The rate of inflation has drastically decreased and is close to zero now. Alan Reynolds, Senior Fellow at the Cato Institute, points out that the producer price index for final demand products declined by 2.2 percent over the previous year, while prices for services only increased by 2.7 percent. The Fed reportedly wants annual inflation to be at 2%.
Powell and the majority of the Federal Open Market Committee members continue to believe inflation is ready to roar back and eat our buying power, despite what the data indicates. The economy’s impending implosion caused by the Fed’s interest rate increases, which at this time seem certain, should worry us all much more.
According to reports, the Fed plans to start increasing the fed funds rate (and consequently all other interest rates) again next month.
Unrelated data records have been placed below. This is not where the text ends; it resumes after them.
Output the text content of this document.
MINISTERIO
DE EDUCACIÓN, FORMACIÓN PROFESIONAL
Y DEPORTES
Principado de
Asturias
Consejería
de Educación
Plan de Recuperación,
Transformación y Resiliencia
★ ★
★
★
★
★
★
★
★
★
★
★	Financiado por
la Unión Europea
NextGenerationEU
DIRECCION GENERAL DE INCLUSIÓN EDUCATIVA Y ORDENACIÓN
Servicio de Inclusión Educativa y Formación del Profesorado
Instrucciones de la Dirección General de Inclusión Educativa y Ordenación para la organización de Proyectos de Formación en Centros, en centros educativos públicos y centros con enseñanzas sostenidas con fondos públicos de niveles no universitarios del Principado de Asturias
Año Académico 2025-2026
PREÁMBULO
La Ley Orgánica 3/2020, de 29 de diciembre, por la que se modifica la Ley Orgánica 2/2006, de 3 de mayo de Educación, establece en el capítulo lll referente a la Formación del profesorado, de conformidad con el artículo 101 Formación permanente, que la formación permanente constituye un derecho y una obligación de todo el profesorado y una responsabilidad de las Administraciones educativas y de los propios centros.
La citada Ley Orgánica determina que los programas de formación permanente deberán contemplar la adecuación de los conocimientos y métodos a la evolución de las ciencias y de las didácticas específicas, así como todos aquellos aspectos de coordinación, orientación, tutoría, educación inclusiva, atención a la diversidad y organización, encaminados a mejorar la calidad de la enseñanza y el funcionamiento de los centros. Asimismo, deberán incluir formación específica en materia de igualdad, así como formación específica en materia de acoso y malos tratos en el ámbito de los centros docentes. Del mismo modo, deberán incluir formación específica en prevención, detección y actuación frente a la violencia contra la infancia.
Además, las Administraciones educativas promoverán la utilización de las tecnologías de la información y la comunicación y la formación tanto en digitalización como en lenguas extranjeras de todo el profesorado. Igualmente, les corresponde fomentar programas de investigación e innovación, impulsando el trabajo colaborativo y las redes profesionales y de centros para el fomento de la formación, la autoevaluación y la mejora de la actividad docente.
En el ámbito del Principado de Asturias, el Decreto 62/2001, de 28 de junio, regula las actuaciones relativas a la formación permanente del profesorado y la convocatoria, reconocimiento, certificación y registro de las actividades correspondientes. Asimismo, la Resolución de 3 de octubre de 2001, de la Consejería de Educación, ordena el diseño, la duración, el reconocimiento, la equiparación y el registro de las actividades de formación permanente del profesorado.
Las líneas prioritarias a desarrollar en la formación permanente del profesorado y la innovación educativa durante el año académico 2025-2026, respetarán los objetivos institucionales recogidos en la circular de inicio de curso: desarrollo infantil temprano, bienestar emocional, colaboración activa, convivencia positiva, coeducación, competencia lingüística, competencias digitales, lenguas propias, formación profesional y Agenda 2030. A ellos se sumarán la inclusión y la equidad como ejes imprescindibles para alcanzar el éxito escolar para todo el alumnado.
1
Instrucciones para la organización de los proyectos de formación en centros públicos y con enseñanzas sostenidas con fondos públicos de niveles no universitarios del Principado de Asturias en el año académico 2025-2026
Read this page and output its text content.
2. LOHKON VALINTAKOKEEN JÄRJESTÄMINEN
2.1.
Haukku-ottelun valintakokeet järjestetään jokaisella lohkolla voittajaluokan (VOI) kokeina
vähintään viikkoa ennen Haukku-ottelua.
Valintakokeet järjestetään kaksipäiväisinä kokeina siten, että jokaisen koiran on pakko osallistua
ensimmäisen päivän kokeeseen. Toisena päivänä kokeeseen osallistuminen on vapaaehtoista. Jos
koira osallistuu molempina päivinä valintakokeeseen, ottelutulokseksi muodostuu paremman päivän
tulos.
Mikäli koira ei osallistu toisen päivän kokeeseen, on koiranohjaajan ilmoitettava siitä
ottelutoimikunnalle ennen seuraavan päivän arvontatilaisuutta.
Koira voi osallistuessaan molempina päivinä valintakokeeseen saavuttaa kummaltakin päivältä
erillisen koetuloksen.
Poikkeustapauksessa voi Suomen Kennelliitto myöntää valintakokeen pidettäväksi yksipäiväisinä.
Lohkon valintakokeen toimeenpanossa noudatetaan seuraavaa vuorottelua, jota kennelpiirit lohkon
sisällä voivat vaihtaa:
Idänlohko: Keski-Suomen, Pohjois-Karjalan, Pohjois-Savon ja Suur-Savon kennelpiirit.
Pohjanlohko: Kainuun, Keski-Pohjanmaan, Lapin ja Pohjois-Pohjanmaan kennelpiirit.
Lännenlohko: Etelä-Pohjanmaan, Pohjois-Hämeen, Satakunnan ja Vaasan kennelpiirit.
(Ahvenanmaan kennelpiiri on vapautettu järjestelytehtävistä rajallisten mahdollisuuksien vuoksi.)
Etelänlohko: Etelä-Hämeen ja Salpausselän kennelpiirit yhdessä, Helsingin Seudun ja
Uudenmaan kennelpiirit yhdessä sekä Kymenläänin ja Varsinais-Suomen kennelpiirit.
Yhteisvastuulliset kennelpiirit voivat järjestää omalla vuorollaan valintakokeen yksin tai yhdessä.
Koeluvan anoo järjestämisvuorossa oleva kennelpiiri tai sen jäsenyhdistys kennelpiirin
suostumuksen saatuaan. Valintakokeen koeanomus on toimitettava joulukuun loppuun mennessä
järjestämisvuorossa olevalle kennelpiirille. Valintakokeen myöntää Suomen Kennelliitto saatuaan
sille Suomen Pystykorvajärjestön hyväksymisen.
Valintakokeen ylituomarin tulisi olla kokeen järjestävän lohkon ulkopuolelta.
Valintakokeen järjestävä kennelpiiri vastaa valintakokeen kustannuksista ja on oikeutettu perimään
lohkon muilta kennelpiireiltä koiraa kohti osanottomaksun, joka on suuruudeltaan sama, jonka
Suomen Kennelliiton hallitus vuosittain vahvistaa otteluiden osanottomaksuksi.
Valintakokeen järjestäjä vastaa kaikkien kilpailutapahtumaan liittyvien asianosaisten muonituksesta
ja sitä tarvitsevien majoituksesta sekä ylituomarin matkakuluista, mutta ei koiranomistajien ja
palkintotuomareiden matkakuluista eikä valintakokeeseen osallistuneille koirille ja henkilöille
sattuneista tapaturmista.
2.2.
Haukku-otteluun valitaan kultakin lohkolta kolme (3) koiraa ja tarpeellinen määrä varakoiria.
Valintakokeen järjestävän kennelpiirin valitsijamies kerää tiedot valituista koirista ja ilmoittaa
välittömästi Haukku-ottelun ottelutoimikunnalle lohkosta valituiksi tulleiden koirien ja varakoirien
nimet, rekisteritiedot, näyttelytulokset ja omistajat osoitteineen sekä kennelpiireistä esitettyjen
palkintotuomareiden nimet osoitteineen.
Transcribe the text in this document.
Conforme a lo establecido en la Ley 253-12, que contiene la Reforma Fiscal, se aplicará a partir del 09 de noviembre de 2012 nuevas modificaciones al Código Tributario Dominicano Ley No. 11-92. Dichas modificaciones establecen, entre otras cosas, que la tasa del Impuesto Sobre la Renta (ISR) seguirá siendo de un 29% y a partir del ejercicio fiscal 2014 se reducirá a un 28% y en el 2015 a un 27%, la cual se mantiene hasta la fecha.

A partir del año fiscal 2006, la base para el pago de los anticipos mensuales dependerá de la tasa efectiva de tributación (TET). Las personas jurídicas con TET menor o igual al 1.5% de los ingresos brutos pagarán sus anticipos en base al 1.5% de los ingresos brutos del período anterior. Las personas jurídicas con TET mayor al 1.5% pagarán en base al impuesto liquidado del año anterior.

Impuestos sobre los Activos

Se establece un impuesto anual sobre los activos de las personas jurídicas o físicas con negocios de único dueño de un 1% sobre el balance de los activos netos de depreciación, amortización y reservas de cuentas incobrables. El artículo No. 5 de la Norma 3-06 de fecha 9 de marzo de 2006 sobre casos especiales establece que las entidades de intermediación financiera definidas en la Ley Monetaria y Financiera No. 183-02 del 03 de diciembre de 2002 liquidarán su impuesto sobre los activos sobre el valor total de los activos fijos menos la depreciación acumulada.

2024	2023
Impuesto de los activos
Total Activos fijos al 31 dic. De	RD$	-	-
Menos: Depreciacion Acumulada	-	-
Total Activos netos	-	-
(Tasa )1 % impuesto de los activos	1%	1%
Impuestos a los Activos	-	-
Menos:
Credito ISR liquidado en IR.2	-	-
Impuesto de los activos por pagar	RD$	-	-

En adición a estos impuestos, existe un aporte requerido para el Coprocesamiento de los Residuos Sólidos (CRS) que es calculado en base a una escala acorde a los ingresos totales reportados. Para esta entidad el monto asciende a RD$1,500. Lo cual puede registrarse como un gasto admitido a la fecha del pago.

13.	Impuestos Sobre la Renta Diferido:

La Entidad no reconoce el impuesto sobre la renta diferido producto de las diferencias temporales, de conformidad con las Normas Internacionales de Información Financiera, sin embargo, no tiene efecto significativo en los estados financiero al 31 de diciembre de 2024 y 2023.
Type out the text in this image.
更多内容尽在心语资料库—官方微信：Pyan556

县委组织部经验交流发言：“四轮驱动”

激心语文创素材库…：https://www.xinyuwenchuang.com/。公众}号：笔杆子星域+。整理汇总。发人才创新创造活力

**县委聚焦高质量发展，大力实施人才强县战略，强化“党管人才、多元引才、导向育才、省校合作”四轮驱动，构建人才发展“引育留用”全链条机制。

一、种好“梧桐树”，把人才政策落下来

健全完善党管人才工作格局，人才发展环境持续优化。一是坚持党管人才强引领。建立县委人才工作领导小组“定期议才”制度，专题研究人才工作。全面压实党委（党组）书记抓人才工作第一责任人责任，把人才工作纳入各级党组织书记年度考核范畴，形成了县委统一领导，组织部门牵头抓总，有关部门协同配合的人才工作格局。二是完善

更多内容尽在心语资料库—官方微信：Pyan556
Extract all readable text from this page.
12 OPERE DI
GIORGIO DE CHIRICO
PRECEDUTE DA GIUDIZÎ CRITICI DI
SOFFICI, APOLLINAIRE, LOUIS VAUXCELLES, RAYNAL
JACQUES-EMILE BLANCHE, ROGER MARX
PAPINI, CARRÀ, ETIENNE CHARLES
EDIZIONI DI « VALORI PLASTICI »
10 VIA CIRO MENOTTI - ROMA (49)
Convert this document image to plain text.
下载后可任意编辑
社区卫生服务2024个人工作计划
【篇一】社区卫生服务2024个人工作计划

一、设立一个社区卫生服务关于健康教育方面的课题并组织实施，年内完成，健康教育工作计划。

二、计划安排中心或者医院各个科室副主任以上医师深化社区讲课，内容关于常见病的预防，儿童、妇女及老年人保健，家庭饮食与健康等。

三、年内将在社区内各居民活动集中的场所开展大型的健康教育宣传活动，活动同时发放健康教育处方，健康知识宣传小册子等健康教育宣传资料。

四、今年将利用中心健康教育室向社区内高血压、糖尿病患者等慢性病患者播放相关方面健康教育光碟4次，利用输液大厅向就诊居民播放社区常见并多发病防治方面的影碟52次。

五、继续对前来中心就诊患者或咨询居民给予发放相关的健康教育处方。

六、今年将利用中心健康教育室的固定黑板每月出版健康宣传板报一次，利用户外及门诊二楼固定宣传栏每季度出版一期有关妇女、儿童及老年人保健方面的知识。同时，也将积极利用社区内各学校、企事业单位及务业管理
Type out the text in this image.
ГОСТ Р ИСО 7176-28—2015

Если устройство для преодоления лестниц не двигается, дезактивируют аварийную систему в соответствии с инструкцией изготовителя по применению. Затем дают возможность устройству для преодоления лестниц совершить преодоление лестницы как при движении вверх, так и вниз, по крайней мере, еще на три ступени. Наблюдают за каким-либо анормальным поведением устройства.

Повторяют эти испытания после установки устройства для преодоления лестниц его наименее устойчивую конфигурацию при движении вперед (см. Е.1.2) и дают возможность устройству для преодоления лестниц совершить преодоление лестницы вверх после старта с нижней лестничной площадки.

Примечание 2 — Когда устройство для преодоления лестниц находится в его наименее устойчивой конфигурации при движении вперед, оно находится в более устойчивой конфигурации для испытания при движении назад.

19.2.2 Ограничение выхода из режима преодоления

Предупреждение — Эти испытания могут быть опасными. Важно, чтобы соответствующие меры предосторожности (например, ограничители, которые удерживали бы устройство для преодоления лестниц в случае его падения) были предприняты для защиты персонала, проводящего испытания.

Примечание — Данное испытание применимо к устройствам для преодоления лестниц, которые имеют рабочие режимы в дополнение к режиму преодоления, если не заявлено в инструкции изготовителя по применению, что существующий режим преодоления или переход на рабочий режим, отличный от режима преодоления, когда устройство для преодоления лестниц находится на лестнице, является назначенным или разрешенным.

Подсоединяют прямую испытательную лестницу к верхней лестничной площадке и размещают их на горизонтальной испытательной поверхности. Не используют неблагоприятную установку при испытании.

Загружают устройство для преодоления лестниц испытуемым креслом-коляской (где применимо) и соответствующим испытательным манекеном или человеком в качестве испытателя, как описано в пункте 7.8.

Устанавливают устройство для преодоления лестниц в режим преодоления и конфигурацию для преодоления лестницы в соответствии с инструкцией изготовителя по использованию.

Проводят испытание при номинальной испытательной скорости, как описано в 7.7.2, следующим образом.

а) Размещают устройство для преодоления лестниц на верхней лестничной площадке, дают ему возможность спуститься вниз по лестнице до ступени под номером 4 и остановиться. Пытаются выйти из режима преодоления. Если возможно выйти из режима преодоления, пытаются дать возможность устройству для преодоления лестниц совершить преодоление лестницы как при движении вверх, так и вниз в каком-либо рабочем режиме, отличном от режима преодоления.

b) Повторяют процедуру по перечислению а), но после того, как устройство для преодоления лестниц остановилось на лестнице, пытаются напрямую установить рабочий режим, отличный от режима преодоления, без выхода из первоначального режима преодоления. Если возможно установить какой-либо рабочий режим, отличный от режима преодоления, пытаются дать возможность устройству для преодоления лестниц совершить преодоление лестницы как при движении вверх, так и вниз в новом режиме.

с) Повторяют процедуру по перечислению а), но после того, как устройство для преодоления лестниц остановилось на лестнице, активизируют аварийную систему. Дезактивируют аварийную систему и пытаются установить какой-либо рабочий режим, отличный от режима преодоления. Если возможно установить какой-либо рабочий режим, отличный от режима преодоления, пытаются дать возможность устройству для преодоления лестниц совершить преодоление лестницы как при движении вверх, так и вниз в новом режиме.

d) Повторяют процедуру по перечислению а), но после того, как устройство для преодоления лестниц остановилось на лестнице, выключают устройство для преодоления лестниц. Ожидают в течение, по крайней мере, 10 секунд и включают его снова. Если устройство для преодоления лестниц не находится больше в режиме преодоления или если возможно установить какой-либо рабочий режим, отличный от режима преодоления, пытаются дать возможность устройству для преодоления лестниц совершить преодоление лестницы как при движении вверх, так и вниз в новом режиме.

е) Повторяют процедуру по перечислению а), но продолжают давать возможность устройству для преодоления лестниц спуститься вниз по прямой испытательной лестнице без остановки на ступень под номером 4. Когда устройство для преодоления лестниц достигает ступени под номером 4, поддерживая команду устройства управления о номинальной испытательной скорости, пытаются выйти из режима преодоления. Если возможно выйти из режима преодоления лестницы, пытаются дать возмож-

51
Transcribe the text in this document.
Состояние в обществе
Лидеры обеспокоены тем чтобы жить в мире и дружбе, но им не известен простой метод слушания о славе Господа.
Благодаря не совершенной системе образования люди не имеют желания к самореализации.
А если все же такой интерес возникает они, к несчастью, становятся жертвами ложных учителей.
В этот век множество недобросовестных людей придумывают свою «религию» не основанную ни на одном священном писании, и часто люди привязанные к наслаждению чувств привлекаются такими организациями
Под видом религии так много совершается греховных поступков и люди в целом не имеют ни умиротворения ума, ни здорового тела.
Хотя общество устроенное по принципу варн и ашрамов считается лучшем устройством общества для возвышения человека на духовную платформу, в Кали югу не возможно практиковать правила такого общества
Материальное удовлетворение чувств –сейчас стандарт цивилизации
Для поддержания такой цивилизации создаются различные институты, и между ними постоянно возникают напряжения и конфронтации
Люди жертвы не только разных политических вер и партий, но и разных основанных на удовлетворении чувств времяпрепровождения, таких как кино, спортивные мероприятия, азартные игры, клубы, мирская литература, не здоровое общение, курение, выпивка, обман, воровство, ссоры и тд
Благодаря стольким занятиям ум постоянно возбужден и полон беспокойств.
The target rate is currently between 5 and 5.25 percent, which is the highest level since 2007, which was immediately followed by a severe recession and a catastrophic liquidity crisis. The target rate would reach its highest level in 22 years as a result of the anticipated hike in July.
Unfortunately, the Fed feels that even that is insufficient. According to The Wall Street Journal, 12 out of the 18 Fed officials said they anticipate raising rates at least twice more this year.
And to make matters worse, Powell assured the media that the Fed will maintain its high-interest rates for an additional two years.
Powell stated that “inflation hasn’t really come down. We are going to have to keep at it because it hasn’t responded very much to our—to our current rate hikes.”
However, as seen by the producer price index figures, inflation has “reacted a great deal” to the rate increases, and these actions are already harming the economy. This effect will only worsen regardless of what the Fed decides to do in the months that lie ahead.